Parallel and Distributed Systems Group

Computer Science Department of Telecom SudParis

téléGC: Remote Garbage Collection using Memory Disaggregation

Team work: Adam Chader presented "téléGC: Remote Garbage Collection using Memory Disaggregation" at 1D19 the 8/9/2023 at 11h00.


Memory disaggregation allows to run memory intensive applications, such as memory-based big data frameworks or in-memory databases, while using the memory already available in big quantity in the rack, without having to modify any of the code, and without having to suffer the serialization cost to transfer data which would have been important in a distributed systems setting. The idea of disaggregation is to create a computing system with resource-specific nodes: machines focused on computing, and other on memory.
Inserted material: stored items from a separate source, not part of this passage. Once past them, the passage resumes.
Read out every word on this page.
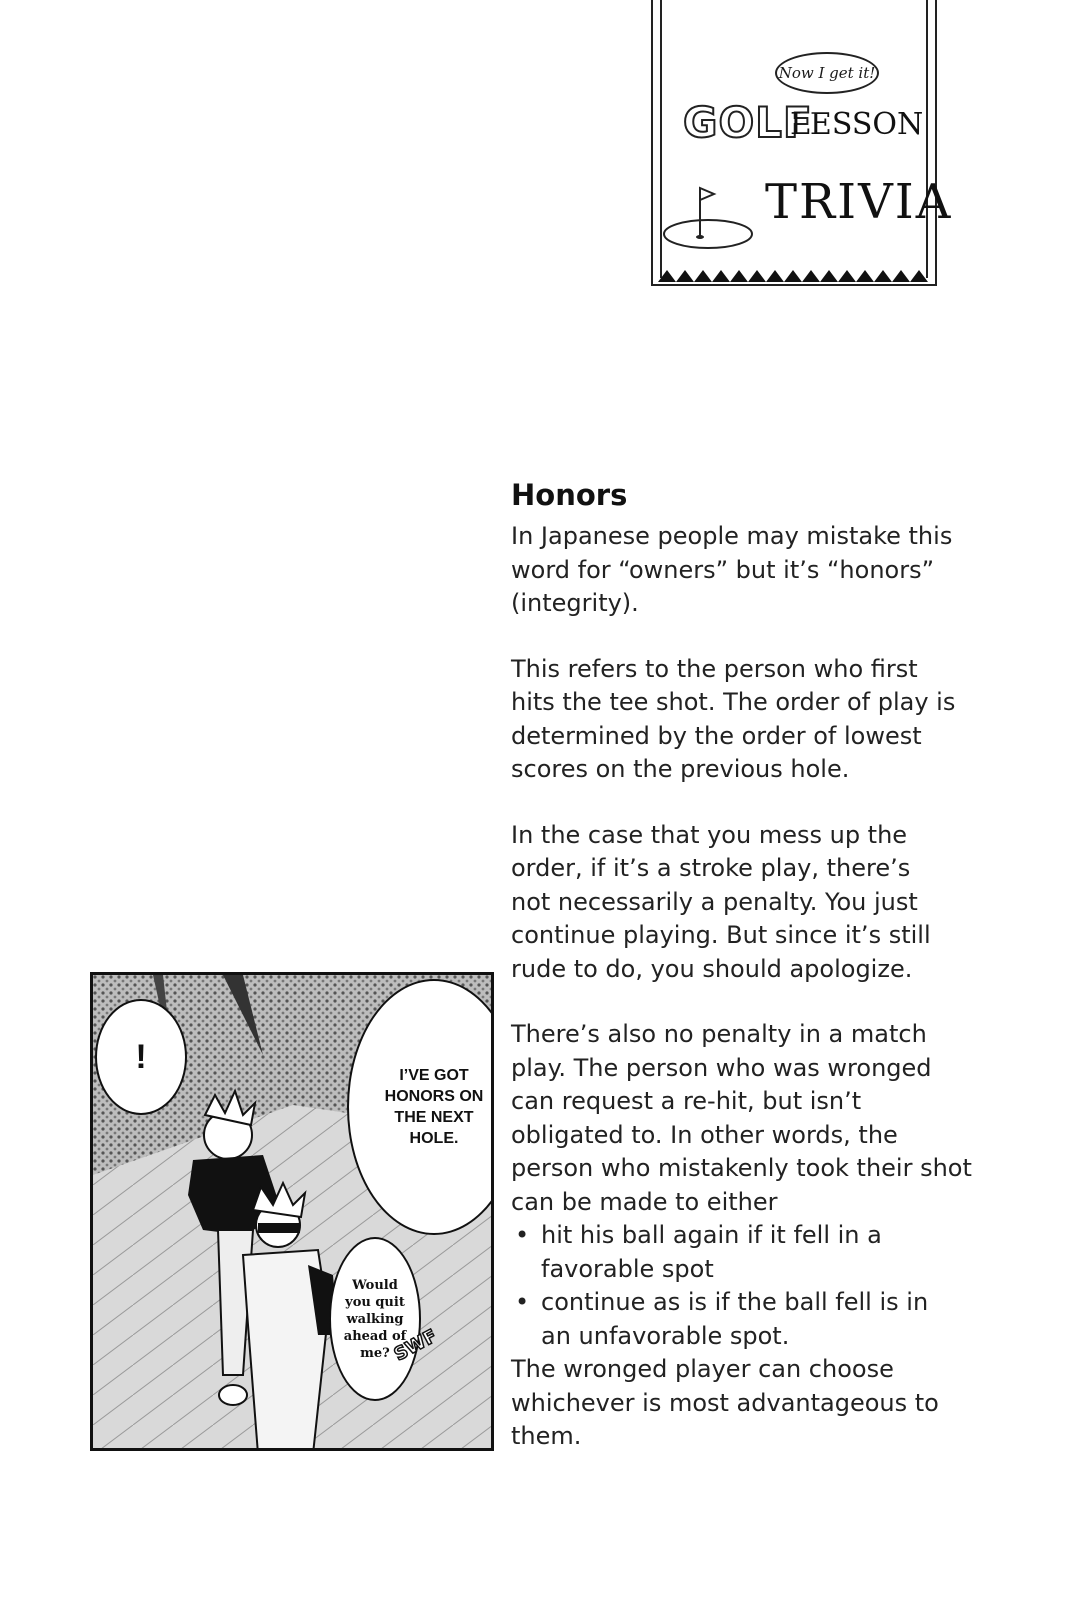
Now I get it!
GOLF
LESSON
TRIVIA
Honors

In Japanese people may mistake this
word for “owners” but it’s “honors”
(integrity).

This refers to the person who first
hits the tee shot. The order of play is
determined by the order of lowest
scores on the previous hole.

In the case that you mess up the
order, if it’s a stroke play, there’s
not necessarily a penalty. You just
continue playing. But since it’s still
rude to do, you should apologize.

There’s also no penalty in a match
play. The person who was wronged
can request a re-hit, but isn’t
obligated to. In other words, the
person who mistakenly took their shot
can be made to either

• hit his ball again if it fell in a
favorable spot
• continue as is if the ball fell is in
an unfavorable spot.

The wronged player can choose
whichever is most advantageous to
them.

!	I’VE GOT
HONORS ON
THE NEXT
HOLE.
Would
you quit
walking
ahead of
me? SWF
The entire system being managed to keep the abstraction of a monolithic machine. Memory accesses on such systems thus become remote, and to mitigate the overhead, it makes heavy use of caching on computing nodes.

Unfortunately, a lot of application have poor locality and thus perform badly with disaggregation. Most notably Gargage Collection (GC), which is a key feature of managed languages. Indeed, GCs have to scour the entirety of the memory to figure out which objects need to be collected, which pollutes the cache, hindering both GC and application performance. The issue is that Garbage collection performance scales very poorly with memory size, and has a terrible cache locality, which makes it an antipattern for memory disaggregation.

We propose téléGC, a modified JVM runtime offering full-transparency with legacy JVM programs for far memory accesses and non obstrusive collection of objects on large heaps. This is rendered possible by offloading the collection to memory nodes, where the data is located, rather than on the compute nodes. This allows mitigating the communication and data movement between the nodes during collection.

Moreover, by using the cache coherency discrepancy between compute and memory nodes, we can perform a snapshot-at-the-beginning (SATB) collection, which allows for concurrent collection, without additional cost. The implementation of our GC is completely deported from the JVM and language agnostic, meaning téléGC could be used to collect memory from other languages than Java.